Os elementos de incerteza dinâmica colocados pela possível adesão da Finlândia e da Suécia são de outra natureza. Trata-se de decisões racionais impulsionadas por efeitos de outras decisões. A postura agressiva de Putin face aos seus vizinhos obviamente que os obriga a equacionar noutros termos a sua segurança. A possibilidade da NATO estar na fronteira contígua à Rússia é um fator de agravamento de instabilidade, mas é uma sequência racional da revelação da propensão de Putin para a agressão. Não é possível ainda antecipar as consequências sobre a própria NATO dessa concretização, mas a posição já revelada pela Turquia é suficientemente relevante para compreender o que pode acontecer.

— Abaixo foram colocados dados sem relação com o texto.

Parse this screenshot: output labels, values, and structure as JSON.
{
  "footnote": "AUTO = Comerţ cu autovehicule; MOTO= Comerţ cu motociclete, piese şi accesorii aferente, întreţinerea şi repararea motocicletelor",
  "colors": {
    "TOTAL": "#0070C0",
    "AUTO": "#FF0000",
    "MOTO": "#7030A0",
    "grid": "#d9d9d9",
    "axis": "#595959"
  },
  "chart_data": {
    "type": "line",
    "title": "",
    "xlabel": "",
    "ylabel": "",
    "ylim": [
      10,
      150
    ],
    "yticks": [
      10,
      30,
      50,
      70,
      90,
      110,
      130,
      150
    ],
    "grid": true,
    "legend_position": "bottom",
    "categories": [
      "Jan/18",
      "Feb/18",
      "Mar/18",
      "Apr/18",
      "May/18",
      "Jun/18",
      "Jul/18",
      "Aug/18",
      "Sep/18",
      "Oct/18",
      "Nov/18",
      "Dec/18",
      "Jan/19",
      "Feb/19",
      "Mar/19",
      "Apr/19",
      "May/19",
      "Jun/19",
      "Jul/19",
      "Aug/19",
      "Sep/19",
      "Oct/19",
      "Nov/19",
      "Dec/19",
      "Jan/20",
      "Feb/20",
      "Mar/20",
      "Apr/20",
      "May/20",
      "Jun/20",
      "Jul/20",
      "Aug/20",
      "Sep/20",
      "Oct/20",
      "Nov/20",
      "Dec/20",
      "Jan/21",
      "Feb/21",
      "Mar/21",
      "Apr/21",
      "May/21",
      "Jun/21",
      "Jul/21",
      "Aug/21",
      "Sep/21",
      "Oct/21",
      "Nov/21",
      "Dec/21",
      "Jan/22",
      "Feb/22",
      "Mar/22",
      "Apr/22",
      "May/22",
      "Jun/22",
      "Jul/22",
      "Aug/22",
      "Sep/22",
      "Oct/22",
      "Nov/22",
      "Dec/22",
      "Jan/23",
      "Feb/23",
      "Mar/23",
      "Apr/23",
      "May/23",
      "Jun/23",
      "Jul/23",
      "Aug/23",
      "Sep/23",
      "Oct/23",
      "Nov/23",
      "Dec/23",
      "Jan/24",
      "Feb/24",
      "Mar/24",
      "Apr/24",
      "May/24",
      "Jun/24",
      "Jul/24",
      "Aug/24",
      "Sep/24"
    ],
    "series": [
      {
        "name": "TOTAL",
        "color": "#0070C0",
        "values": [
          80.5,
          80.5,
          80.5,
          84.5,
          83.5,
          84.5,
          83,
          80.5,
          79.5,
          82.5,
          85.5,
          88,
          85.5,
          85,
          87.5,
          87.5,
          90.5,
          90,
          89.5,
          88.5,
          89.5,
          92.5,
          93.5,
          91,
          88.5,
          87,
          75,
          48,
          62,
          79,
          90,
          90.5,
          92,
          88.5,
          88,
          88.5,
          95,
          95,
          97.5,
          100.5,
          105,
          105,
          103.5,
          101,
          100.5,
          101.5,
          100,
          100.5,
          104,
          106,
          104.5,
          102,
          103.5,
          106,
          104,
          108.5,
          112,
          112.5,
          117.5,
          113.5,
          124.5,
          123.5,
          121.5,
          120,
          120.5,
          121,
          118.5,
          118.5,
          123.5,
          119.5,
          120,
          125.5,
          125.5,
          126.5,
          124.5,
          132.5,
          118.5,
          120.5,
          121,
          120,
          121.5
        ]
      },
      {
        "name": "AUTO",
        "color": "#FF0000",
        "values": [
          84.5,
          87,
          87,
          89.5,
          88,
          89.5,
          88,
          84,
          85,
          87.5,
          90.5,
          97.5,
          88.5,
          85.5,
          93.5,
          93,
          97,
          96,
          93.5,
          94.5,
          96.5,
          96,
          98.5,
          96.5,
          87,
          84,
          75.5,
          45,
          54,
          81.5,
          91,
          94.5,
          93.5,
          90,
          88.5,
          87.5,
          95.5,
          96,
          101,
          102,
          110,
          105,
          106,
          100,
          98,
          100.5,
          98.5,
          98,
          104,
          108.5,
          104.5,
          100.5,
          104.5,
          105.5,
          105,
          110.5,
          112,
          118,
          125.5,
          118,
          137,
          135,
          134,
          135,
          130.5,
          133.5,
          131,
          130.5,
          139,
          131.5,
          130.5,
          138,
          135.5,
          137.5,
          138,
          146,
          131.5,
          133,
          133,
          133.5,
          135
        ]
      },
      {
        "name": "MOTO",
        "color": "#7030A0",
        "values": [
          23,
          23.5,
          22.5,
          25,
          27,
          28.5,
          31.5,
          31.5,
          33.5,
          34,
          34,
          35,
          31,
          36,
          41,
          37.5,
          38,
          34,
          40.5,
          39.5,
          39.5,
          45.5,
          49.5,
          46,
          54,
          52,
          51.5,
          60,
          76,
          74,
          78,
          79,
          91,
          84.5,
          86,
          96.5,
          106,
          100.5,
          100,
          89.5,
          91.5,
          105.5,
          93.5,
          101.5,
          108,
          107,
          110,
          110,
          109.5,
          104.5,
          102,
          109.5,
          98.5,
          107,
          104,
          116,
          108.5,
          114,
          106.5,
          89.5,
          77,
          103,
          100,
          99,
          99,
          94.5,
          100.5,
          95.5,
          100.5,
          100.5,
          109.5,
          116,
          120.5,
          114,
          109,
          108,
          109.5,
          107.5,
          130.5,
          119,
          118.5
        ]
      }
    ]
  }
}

Nesta incerteza dinâmica, a União Europeia corre o risco de se transformar numa barata tonta, incomodada pela luz dos acontecimentos. Ursula von der Leyen vai fazendo os possíveis e impossíveis, mas só em Macron se vislumbra algum sentido estratégico. A figura do Presidente do Conselho Europeu, Charles Michel, é a manifestação mais simbólica da barata tonta em que a União corre o risco de se transformar, perante a guinada de objetivos operada pelo Reino Unido e pelos EUA. Claro que tudo tem se ser reescrito se os Democratas soçobrarem a meio e no fim do seu caminho.